Chosen Family also offers a series of what Mr. Frye calls collaboration wines, in which Chosen Family partners with another producer to make single-vineyard wines from different parts of the Willamette Valley, like a beautiful, saline chardonnay, made with Lingua Franca in the Eola-Amity Hills. Its offerings also stray beyond Oregon, including an intense Sonoma Coast pinot noir and a fresh, complex Howell Mountain cabernet sauvignon in partnership with Salty Goats.
“We want to constantly be looking for new things and putting new winemakers on the map,” Mr. Frye said. “We’re reaching for a demographic, why only give them one kind of wine? I don’t drink like that. Why not share these regions and these winemakers?”
Mr. Frye was introduced to wine when his wife took him to visit Domaine Drouhin when he first came to the Trailblazers in the 2007-08 season, and he’s been learning ever since, both from teammates during his playing days and on his own.
“I do more listening than talking,” he said. “Wine has so many layers, so many different facets.
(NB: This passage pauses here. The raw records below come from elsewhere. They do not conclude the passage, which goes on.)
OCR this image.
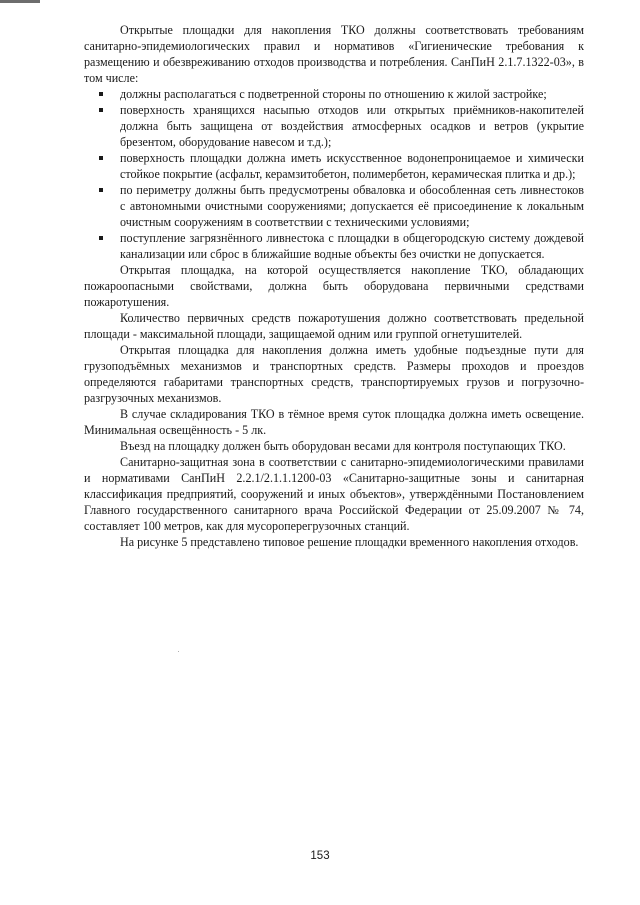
Открытые площадки для накопления ТКО должны соответствовать требованиям санитарно-эпидемиологических правил и нормативов «Гигиенические требования к размещению и обезвреживанию отходов производства и потребления. СанПиН 2.1.7.1322-03», в том числе:

должны располагаться с подветренной стороны по отношению к жилой застройке;
поверхность хранящихся насыпью отходов или открытых приёмников-накопителей должна быть защищена от воздействия атмосферных осадков и ветров (укрытие брезентом, оборудование навесом и т.д.);
поверхность площадки должна иметь искусственное водонепроницаемое и химически стойкое покрытие (асфальт, керамзитобетон, полимербетон, керамическая плитка и др.);
по периметру должны быть предусмотрены обваловка и обособленная сеть ливнестоков с автономными очистными сооружениями; допускается её присоединение к локальным очистным сооружениям в соответствии с техническими условиями;
поступление загрязнённого ливнестока с площадки в общегородскую систему дождевой канализации или сброс в ближайшие водные объекты без очистки не допускается.

Открытая площадка, на которой осуществляется накопление ТКО, обладающих пожароопасными свойствами, должна быть оборудована первичными средствами пожаротушения.

Количество первичных средств пожаротушения должно соответствовать предельной площади - максимальной площади, защищаемой одним или группой огнетушителей.

Открытая площадка для накопления должна иметь удобные подъездные пути для грузоподъёмных механизмов и транспортных средств. Размеры проходов и проездов определяются габаритами транспортных средств, транспортируемых грузов и погрузочно-разгрузочных механизмов.

В случае складирования ТКО в тёмное время суток площадка должна иметь освещение. Минимальная освещённость - 5 лк.

Въезд на площадку должен быть оборудован весами для контроля поступающих ТКО.

Санитарно-защитная зона в соответствии с санитарно-эпидемиологическими правилами и нормативами СанПиН 2.2.1/2.1.1.1200-03 «Санитарно-защитные зоны и санитарная классификация предприятий, сооружений и иных объектов», утверждёнными Постановлением Главного государственного санитарного врача Российской Федерации от 25.09.2007 № 74, составляет 100 метров, как для мусороперегрузочных станций.

На рисунке 5 представлено типовое решение площадки временного накопления отходов.

153
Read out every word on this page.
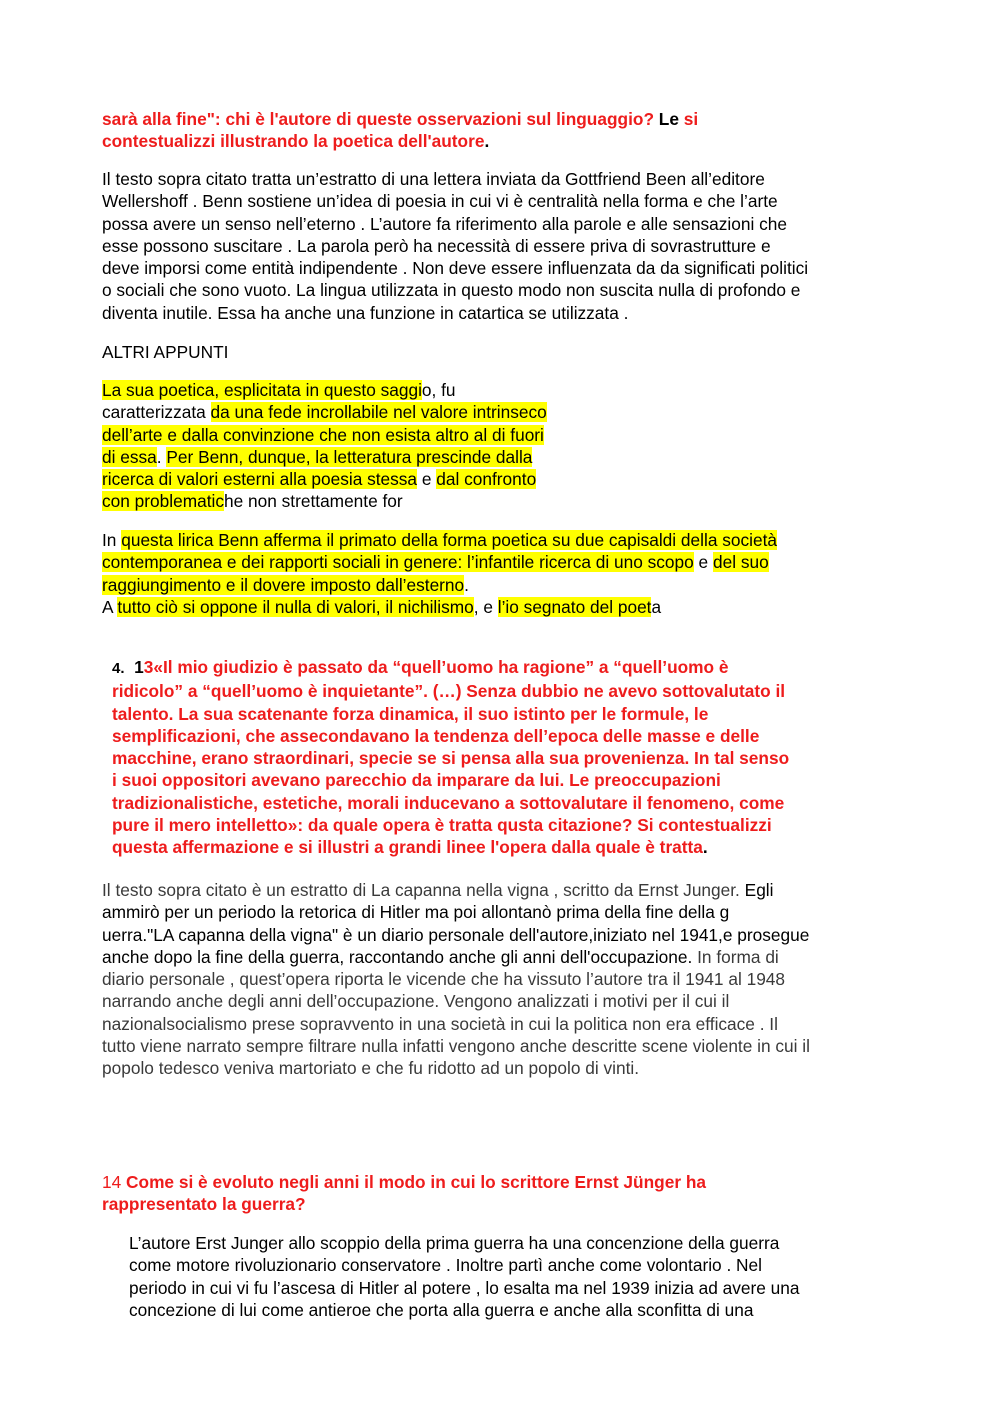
sarà alla fine": chi è l'autore di queste osservazioni sul linguaggio? Le si
contestualizzi illustrando la poetica dell'autore.
Il testo sopra citato tratta un’estratto di una lettera inviata da Gottfriend Been all’editore
Wellershoff . Benn sostiene un’idea di poesia in cui vi è centralità nella forma e che l’arte
possa avere un senso nell’eterno . L’autore fa riferimento alla parole e alle sensazioni che
esse possono suscitare . La parola però ha necessità di essere priva di sovrastrutture e
deve imporsi come entità indipendente . Non deve essere influenzata da da significati politici
o sociali che sono vuoto. La lingua utilizzata in questo modo non suscita nulla di profondo e
diventa inutile. Essa ha anche una funzione in catartica se utilizzata .
ALTRI APPUNTI
La sua poetica, esplicitata in questo saggio, fu
caratterizzata da una fede incrollabile nel valore intrinseco
dell’arte e dalla convinzione che non esista altro al di fuori
di essa. Per Benn, dunque, la letteratura prescinde dalla
ricerca di valori esterni alla poesia stessa e dal confronto
con problematiche non strettamente for
In questa lirica Benn afferma il primato della forma poetica su due capisaldi della società
contemporanea e dei rapporti sociali in genere: l’infantile ricerca di uno scopo e del suo
raggiungimento e il dovere imposto dall’esterno.
A tutto ciò si oppone il nulla di valori, il nichilismo, e l’io segnato del poeta
4. 13«Il mio giudizio è passato da “quell’uomo ha ragione” a “quell’uomo è
ridicolo” a “quell’uomo è inquietante”. (…) Senza dubbio ne avevo sottovalutato il
talento. La sua scatenante forza dinamica, il suo istinto per le formule, le
semplificazioni, che assecondavano la tendenza dell’epoca delle masse e delle
macchine, erano straordinari, specie se si pensa alla sua provenienza. In tal senso
i suoi oppositori avevano parecchio da imparare da lui. Le preoccupazioni
tradizionalistiche, estetiche, morali inducevano a sottovalutare il fenomeno, come
pure il mero intelletto»: da quale opera è tratta qusta citazione? Si contestualizzi
questa affermazione e si illustri a grandi linee l'opera dalla quale è tratta.
Il testo sopra citato è un estratto di La capanna nella vigna , scritto da Ernst Junger. Egli
ammirò per un periodo la retorica di Hitler ma poi allontanò prima della fine della g
uerra."LA capanna della vigna" è un diario personale dell'autore,iniziato nel 1941,e prosegue
anche dopo la fine della guerra, raccontando anche gli anni dell'occupazione. In forma di
diario personale , quest’opera riporta le vicende che ha vissuto l’autore tra il 1941 al 1948
narrando anche degli anni dell’occupazione. Vengono analizzati i motivi per il cui il
nazionalsocialismo prese sopravvento in una società in cui la politica non era efficace . Il
tutto viene narrato sempre filtrare nulla infatti vengono anche descritte scene violente in cui il
popolo tedesco veniva martoriato e che fu ridotto ad un popolo di vinti.
14 Come si è evoluto negli anni il modo in cui lo scrittore Ernst Jünger ha
rappresentato la guerra?
L’autore Erst Junger allo scoppio della prima guerra ha una concenzione della guerra
come motore rivoluzionario conservatore . Inoltre partì anche come volontario . Nel
periodo in cui vi fu l’ascesa di Hitler al potere , lo esalta ma nel 1939 inizia ad avere una
concezione di lui come antieroe che porta alla guerra e anche alla sconfitta di una
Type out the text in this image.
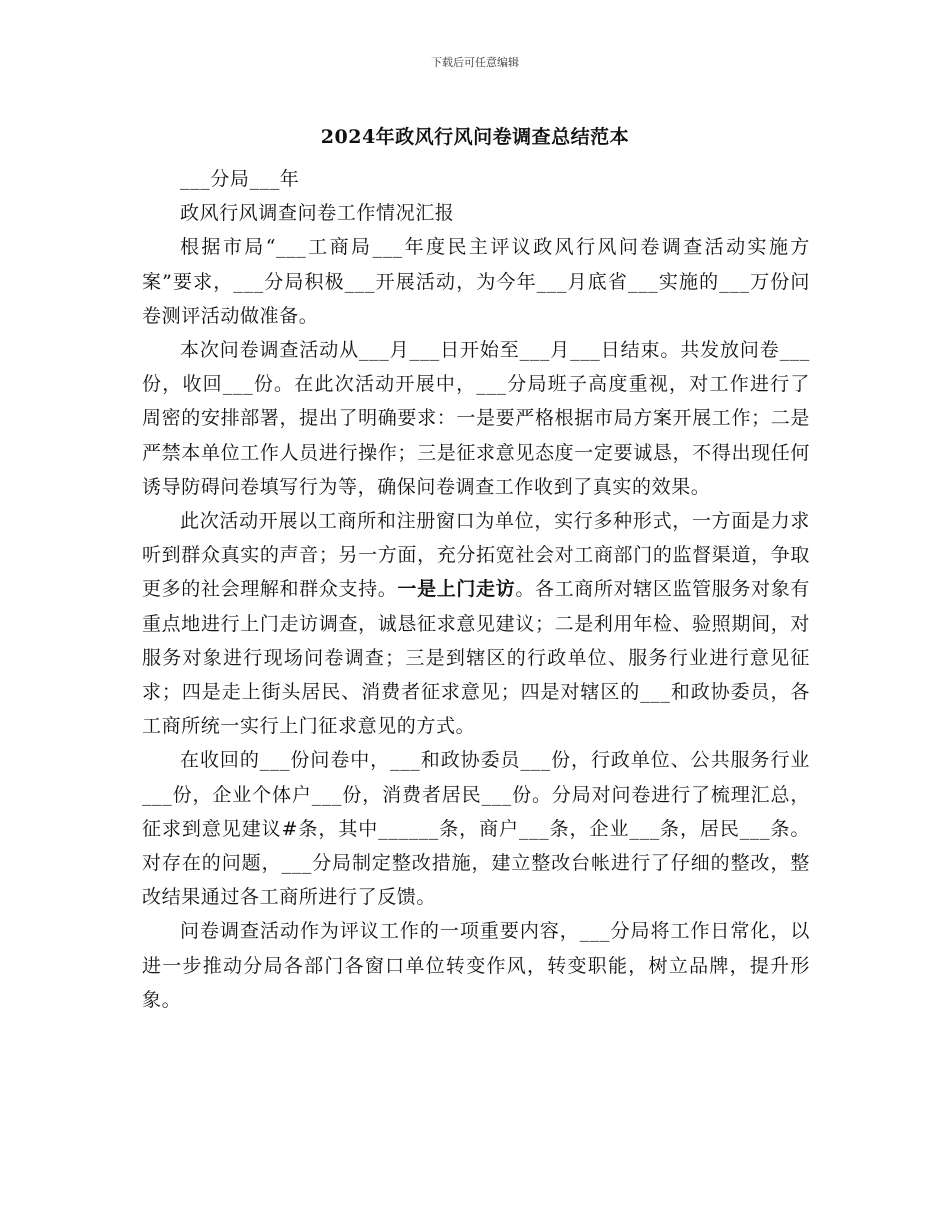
下载后可任意编辑
2024年政风行风问卷调查总结范本

___分局___年

政风行风调查问卷工作情况汇报

根据市局“___工商局___年度民主评议政风行风问卷调查活动实施方案”要求，___分局积极___开展活动，为今年___月底省___实施的___万份问卷测评活动做准备。

本次问卷调查活动从___月___日开始至___月___日结束。共发放问卷___份，收回___份。在此次活动开展中，___分局班子高度重视，对工作进行了周密的安排部署，提出了明确要求：一是要严格根据市局方案开展工作；二是严禁本单位工作人员进行操作；三是征求意见态度一定要诚恳，不得出现任何诱导防碍问卷填写行为等，确保问卷调查工作收到了真实的效果。

此次活动开展以工商所和注册窗口为单位，实行多种形式，一方面是力求听到群众真实的声音；另一方面，充分拓宽社会对工商部门的监督渠道，争取更多的社会理解和群众支持。一是上门走访。各工商所对辖区监管服务对象有重点地进行上门走访调查，诚恳征求意见建议；二是利用年检、验照期间，对服务对象进行现场问卷调查；三是到辖区的行政单位、服务行业进行意见征求；四是走上街头居民、消费者征求意见；四是对辖区的___和政协委员，各工商所统一实行上门征求意见的方式。

在收回的___份问卷中，___和政协委员___份，行政单位、公共服务行业___份，企业个体户___份，消费者居民___份。分局对问卷进行了梳理汇总，征求到意见建议#条，其中______条，商户___条，企业___条，居民___条。对存在的问题，___分局制定整改措施，建立整改台帐进行了仔细的整改，整改结果通过各工商所进行了反馈。

问卷调查活动作为评议工作的一项重要内容，___分局将工作日常化，以进一步推动分局各部门各窗口单位转变作风，转变职能，树立品牌，提升形象。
It’s like you’re going through the closet to Narnia.”
Mr. Frye has faced his own obstacles gaining acceptance.
“People think it’s a money grab or a vanity project,” he said. “I’m always asked, ‘Why are you so Black-centric?’ We’re not. But I’m new at this. You know who wants to work with us? Black and Hispanic people.”
However challenging, he’s finding fulfillment in the work.
“I love that we are breaking down barriers one sip at a time,” he said. “Whether you are white or Black, if you come here you should feel different when you leave.”